At a somewhat lower level than above, the Gaucho Grill is one of the worst offenders - frequently covered in my blog at www.alastairbathgate.com
Alastair Bathgate, Manchester,
Interesting comment from the Dorchester relating to the Petrus. I think it would have been even more interesting to get a comment from Marcus Waring's Petrus, in the Gordon Ramsay stable, who are also listing the same vintage at £5,750 .00.
Hamish McCulloch, Dumfries, Dumfries and Galloway
I think that it just doesnt make any sense.
Like my pal John Bee says "hey up Jimme"
Adam Clancey, peterbourgh parkways,
A case of 1961 Petrus sold for £52000 last week at Sotheby's. They are not making any more of these wines so why are you wasting your time suggesting price caps? No is suggesting capping prices of Monet or Van Gogh.
Derek, London,
At risk of stating the obvious it looks to me like the tendency is for the mark up to be greater with increasing number of Michelin stars (with the exception of the Dorchester Grill).

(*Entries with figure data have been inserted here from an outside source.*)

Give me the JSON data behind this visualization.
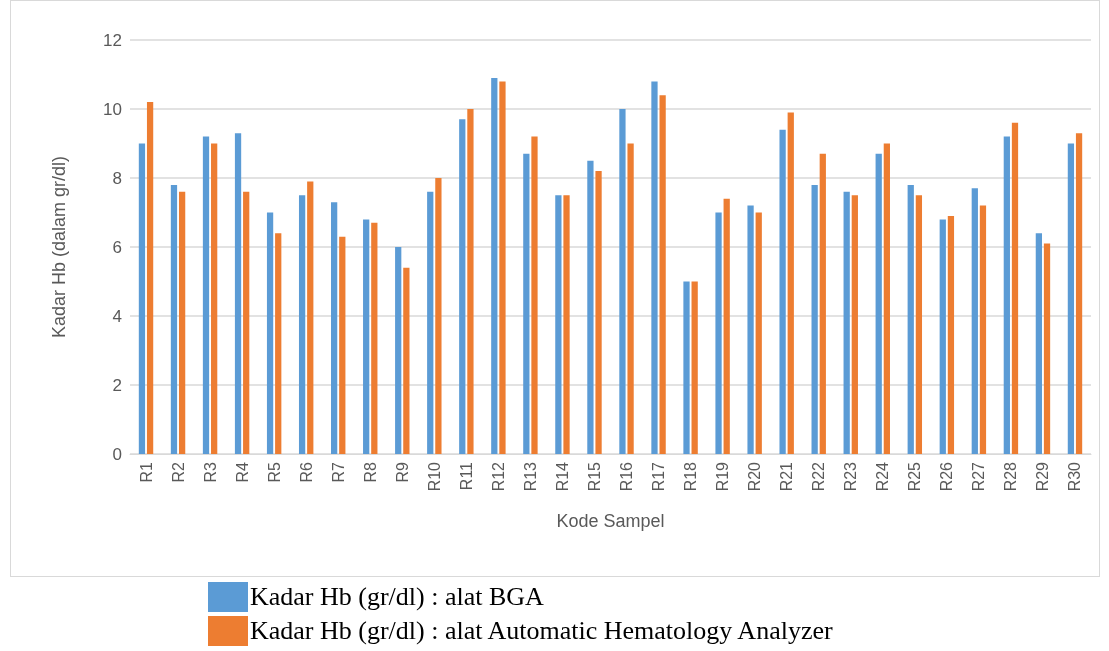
{
  "chart_data": {
    "type": "bar",
    "xlabel": "Kode Sampel",
    "ylabel": "Kadar Hb (dalam gr/dl)",
    "categories": [
      "R1",
      "R2",
      "R3",
      "R4",
      "R5",
      "R6",
      "R7",
      "R8",
      "R9",
      "R10",
      "R11",
      "R12",
      "R13",
      "R14",
      "R15",
      "R16",
      "R17",
      "R18",
      "R19",
      "R20",
      "R21",
      "R22",
      "R23",
      "R24",
      "R25",
      "R26",
      "R27",
      "R28",
      "R29",
      "R30"
    ],
    "series": [
      {
        "name": "Kadar Hb (gr/dl) : alat BGA",
        "color": "#5b9bd5",
        "values": [
          9.0,
          7.8,
          9.2,
          9.3,
          7.0,
          7.5,
          7.3,
          6.8,
          6.0,
          7.6,
          9.7,
          10.9,
          8.7,
          7.5,
          8.5,
          10.0,
          10.8,
          5.0,
          7.0,
          7.2,
          9.4,
          7.8,
          7.6,
          8.7,
          7.8,
          6.8,
          7.7,
          9.2,
          6.4,
          9.0
        ]
      },
      {
        "name": "Kadar Hb (gr/dl) : alat Automatic Hematology Analyzer",
        "color": "#ed7d31",
        "values": [
          10.2,
          7.6,
          9.0,
          7.6,
          6.4,
          7.9,
          6.3,
          6.7,
          5.4,
          8.0,
          10.0,
          10.8,
          9.2,
          7.5,
          8.2,
          9.0,
          10.4,
          5.0,
          7.4,
          7.0,
          9.9,
          8.7,
          7.5,
          9.0,
          7.5,
          6.9,
          7.2,
          9.6,
          6.1,
          9.3
        ]
      }
    ],
    "ylim": [
      0,
      12
    ],
    "yticks": [
      0,
      2,
      4,
      6,
      8,
      10,
      12
    ],
    "grid": "y",
    "legend": "bottom"
  }
}
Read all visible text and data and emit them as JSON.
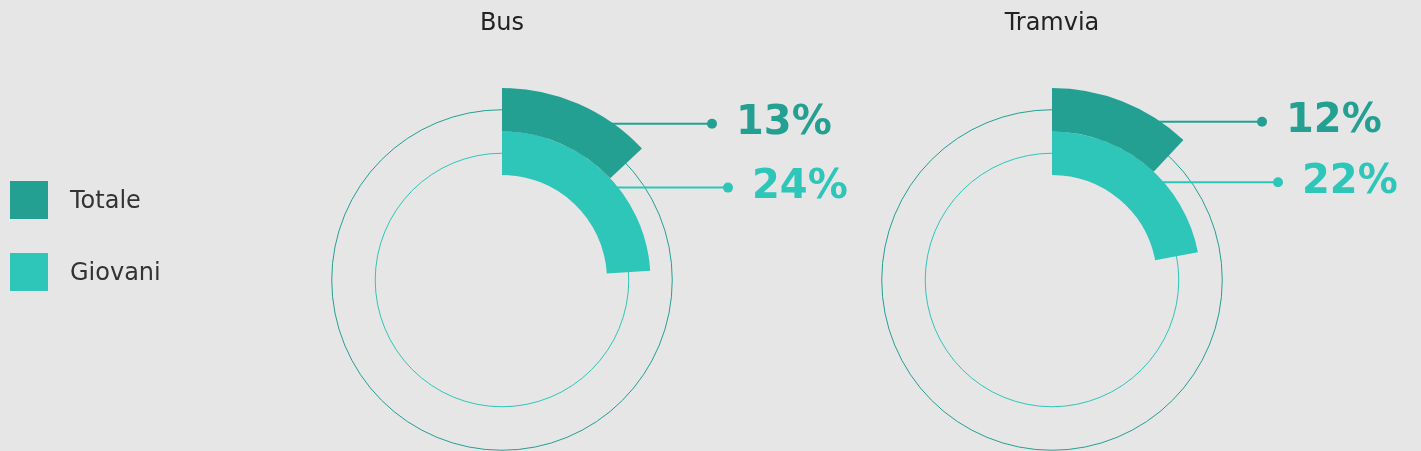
{
  "chart_data": [
    {
      "type": "donut",
      "title": "Bus",
      "legend": "left",
      "series": [
        {
          "name": "Totale",
          "color": "#23a092",
          "values": [
            13
          ],
          "value_labels": [
            "13%"
          ]
        },
        {
          "name": "Giovani",
          "color": "#2dc6b8",
          "values": [
            24
          ],
          "value_labels": [
            "24%"
          ]
        }
      ]
    },
    {
      "type": "donut",
      "title": "Tramvia",
      "series": [
        {
          "color": "#23a092",
          "values": [
            12
          ],
          "value_labels": [
            "12%"
          ]
        },
        {
          "color": "#2dc6b8",
          "values": [
            22
          ],
          "value_labels": [
            "22%"
          ]
        }
      ]
    }
  ]
}
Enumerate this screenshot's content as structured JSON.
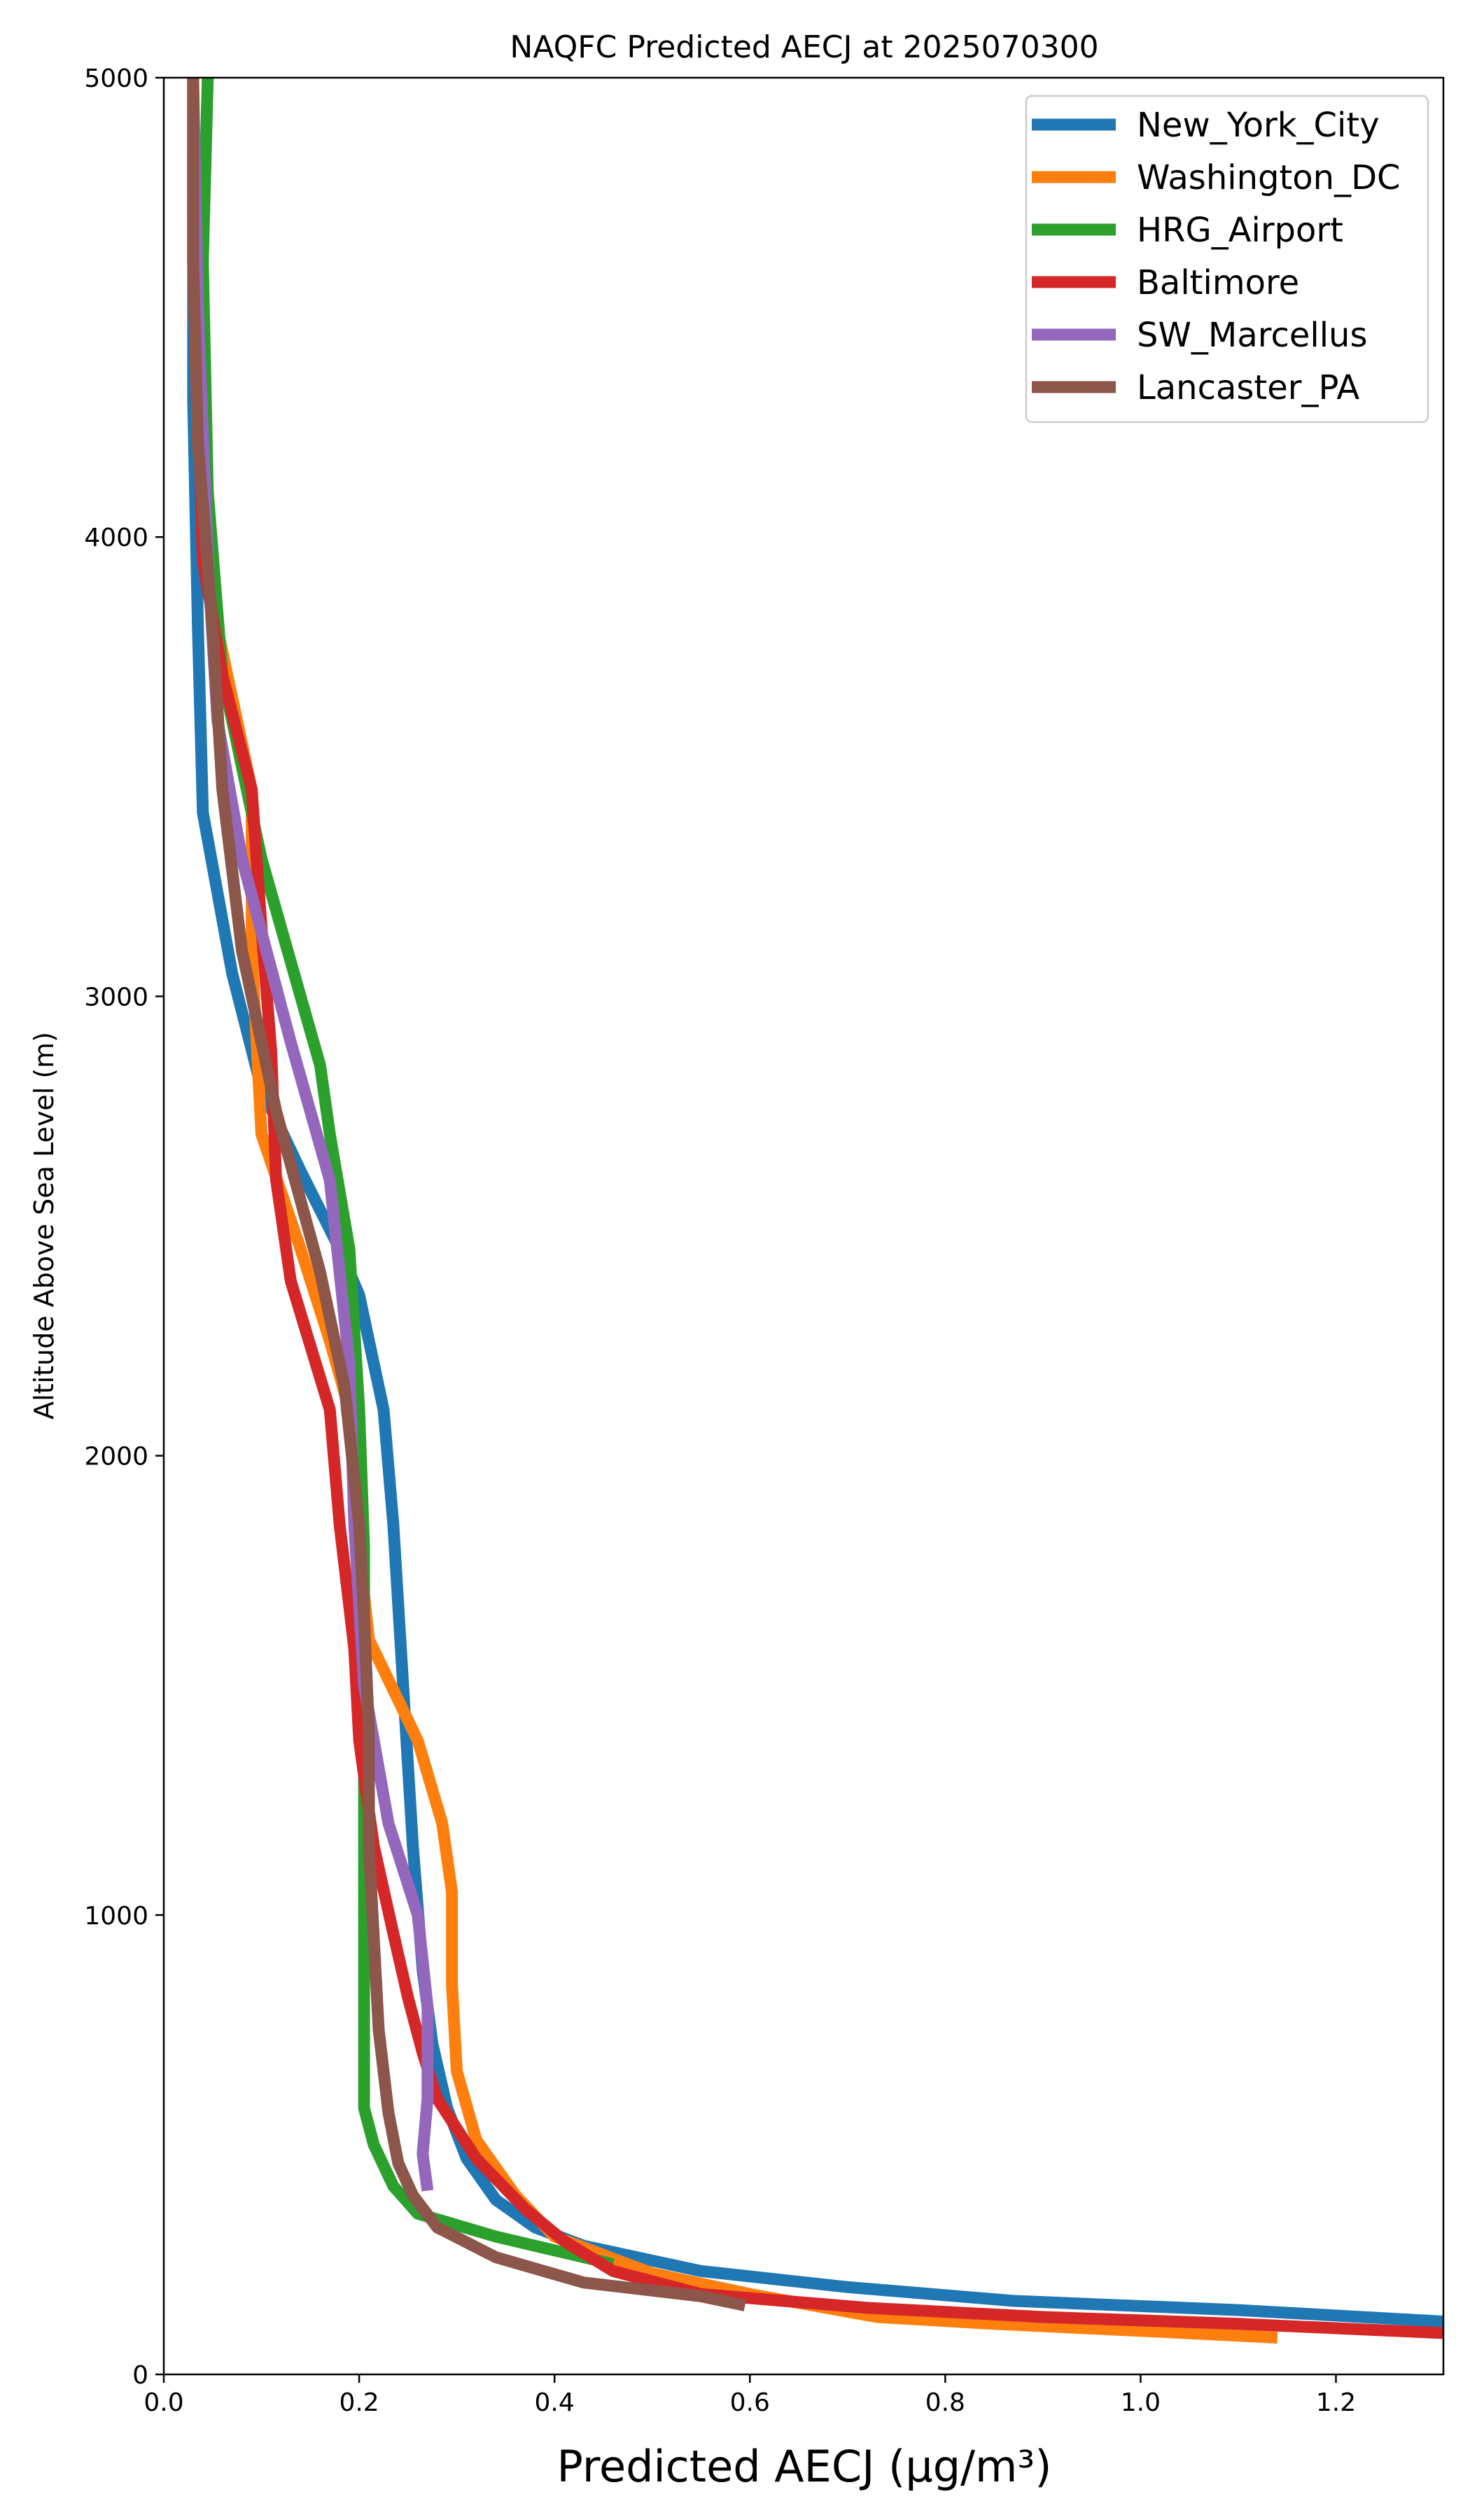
{
  "chart_data": {
    "type": "line",
    "title": "NAQFC Predicted AECJ at 2025070300",
    "xlabel": "Predicted AECJ (μg/m³)",
    "ylabel": "Altitude Above Sea Level (m)",
    "xlim": [
      0,
      1.31
    ],
    "ylim": [
      0,
      5000
    ],
    "xticks": [
      "0.0",
      "0.2",
      "0.4",
      "0.6",
      "0.8",
      "1.0",
      "1.2"
    ],
    "yticks": [
      "0",
      "1000",
      "2000",
      "3000",
      "4000",
      "5000"
    ],
    "grid": false,
    "legend_position": "top-right",
    "series": [
      {
        "name": "New_York_City",
        "color": "#1f77b4",
        "points": [
          [
            1.31,
            115
          ],
          [
            1.1,
            140
          ],
          [
            0.87,
            160
          ],
          [
            0.7,
            190
          ],
          [
            0.55,
            225
          ],
          [
            0.43,
            280
          ],
          [
            0.38,
            320
          ],
          [
            0.34,
            380
          ],
          [
            0.31,
            470
          ],
          [
            0.29,
            580
          ],
          [
            0.275,
            720
          ],
          [
            0.265,
            880
          ],
          [
            0.255,
            1150
          ],
          [
            0.245,
            1500
          ],
          [
            0.235,
            1850
          ],
          [
            0.225,
            2100
          ],
          [
            0.2,
            2350
          ],
          [
            0.18,
            2450
          ],
          [
            0.14,
            2620
          ],
          [
            0.1,
            2800
          ],
          [
            0.07,
            3050
          ],
          [
            0.04,
            3400
          ],
          [
            0.035,
            3800
          ],
          [
            0.03,
            4300
          ],
          [
            0.03,
            5000
          ]
        ]
      },
      {
        "name": "Washington_DC",
        "color": "#ff7f0e",
        "points": [
          [
            1.14,
            80
          ],
          [
            1.0,
            95
          ],
          [
            0.85,
            110
          ],
          [
            0.73,
            125
          ],
          [
            0.6,
            175
          ],
          [
            0.5,
            220
          ],
          [
            0.4,
            300
          ],
          [
            0.36,
            390
          ],
          [
            0.32,
            510
          ],
          [
            0.3,
            660
          ],
          [
            0.295,
            850
          ],
          [
            0.295,
            1050
          ],
          [
            0.285,
            1200
          ],
          [
            0.26,
            1380
          ],
          [
            0.21,
            1600
          ],
          [
            0.2,
            1800
          ],
          [
            0.19,
            2100
          ],
          [
            0.17,
            2250
          ],
          [
            0.14,
            2450
          ],
          [
            0.1,
            2700
          ],
          [
            0.09,
            3100
          ],
          [
            0.09,
            3450
          ],
          [
            0.05,
            3850
          ],
          [
            0.035,
            4200
          ],
          [
            0.03,
            4600
          ],
          [
            0.03,
            5000
          ]
        ]
      },
      {
        "name": "HRG_Airport",
        "color": "#2ca02c",
        "points": [
          [
            0.46,
            240
          ],
          [
            0.42,
            260
          ],
          [
            0.34,
            300
          ],
          [
            0.26,
            350
          ],
          [
            0.235,
            410
          ],
          [
            0.215,
            500
          ],
          [
            0.205,
            580
          ],
          [
            0.205,
            800
          ],
          [
            0.205,
            1100
          ],
          [
            0.205,
            1400
          ],
          [
            0.205,
            1800
          ],
          [
            0.2,
            2100
          ],
          [
            0.19,
            2450
          ],
          [
            0.17,
            2700
          ],
          [
            0.16,
            2850
          ],
          [
            0.1,
            3300
          ],
          [
            0.06,
            3700
          ],
          [
            0.045,
            4100
          ],
          [
            0.04,
            4600
          ],
          [
            0.045,
            5000
          ]
        ]
      },
      {
        "name": "Baltimore",
        "color": "#d62728",
        "points": [
          [
            1.31,
            90
          ],
          [
            1.1,
            110
          ],
          [
            0.9,
            125
          ],
          [
            0.72,
            145
          ],
          [
            0.55,
            175
          ],
          [
            0.46,
            225
          ],
          [
            0.41,
            290
          ],
          [
            0.37,
            360
          ],
          [
            0.32,
            470
          ],
          [
            0.28,
            600
          ],
          [
            0.265,
            700
          ],
          [
            0.25,
            820
          ],
          [
            0.235,
            960
          ],
          [
            0.215,
            1150
          ],
          [
            0.2,
            1380
          ],
          [
            0.195,
            1580
          ],
          [
            0.18,
            1850
          ],
          [
            0.17,
            2100
          ],
          [
            0.13,
            2380
          ],
          [
            0.115,
            2600
          ],
          [
            0.11,
            2880
          ],
          [
            0.1,
            3150
          ],
          [
            0.09,
            3450
          ],
          [
            0.06,
            3700
          ],
          [
            0.04,
            3950
          ],
          [
            0.035,
            4300
          ],
          [
            0.03,
            4700
          ],
          [
            0.03,
            5000
          ]
        ]
      },
      {
        "name": "SW_Marcellus",
        "color": "#9467bd",
        "points": [
          [
            0.27,
            400
          ],
          [
            0.265,
            480
          ],
          [
            0.27,
            600
          ],
          [
            0.27,
            800
          ],
          [
            0.26,
            1000
          ],
          [
            0.23,
            1200
          ],
          [
            0.205,
            1500
          ],
          [
            0.195,
            1850
          ],
          [
            0.19,
            2200
          ],
          [
            0.17,
            2600
          ],
          [
            0.13,
            2900
          ],
          [
            0.08,
            3300
          ],
          [
            0.055,
            3600
          ],
          [
            0.045,
            3950
          ],
          [
            0.035,
            4500
          ],
          [
            0.03,
            5000
          ]
        ]
      },
      {
        "name": "Lancaster_PA",
        "color": "#8c564b",
        "points": [
          [
            0.595,
            150
          ],
          [
            0.55,
            170
          ],
          [
            0.43,
            200
          ],
          [
            0.34,
            255
          ],
          [
            0.28,
            320
          ],
          [
            0.255,
            390
          ],
          [
            0.24,
            460
          ],
          [
            0.23,
            570
          ],
          [
            0.22,
            750
          ],
          [
            0.215,
            950
          ],
          [
            0.21,
            1150
          ],
          [
            0.21,
            1400
          ],
          [
            0.205,
            1650
          ],
          [
            0.2,
            1850
          ],
          [
            0.185,
            2150
          ],
          [
            0.16,
            2400
          ],
          [
            0.115,
            2750
          ],
          [
            0.08,
            3100
          ],
          [
            0.06,
            3450
          ],
          [
            0.05,
            3800
          ],
          [
            0.035,
            4200
          ],
          [
            0.03,
            4600
          ],
          [
            0.03,
            5000
          ]
        ]
      }
    ]
  }
}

At risk of continuing to state the obvious, while 5000 quid for a bottle of Pomerol is a lot given that people continue to die from hunger, if you're stupid enough to pay that much for a *bottle of wine* then you're stupid enough to pay *5000 quid for a bottle of wine*.
For much less money you could have a holiday at an unstarred ferme-auberge in Gers/Lot/wherever, give yourself gout and cholesterol poisoning, and have a fantastic time doing so.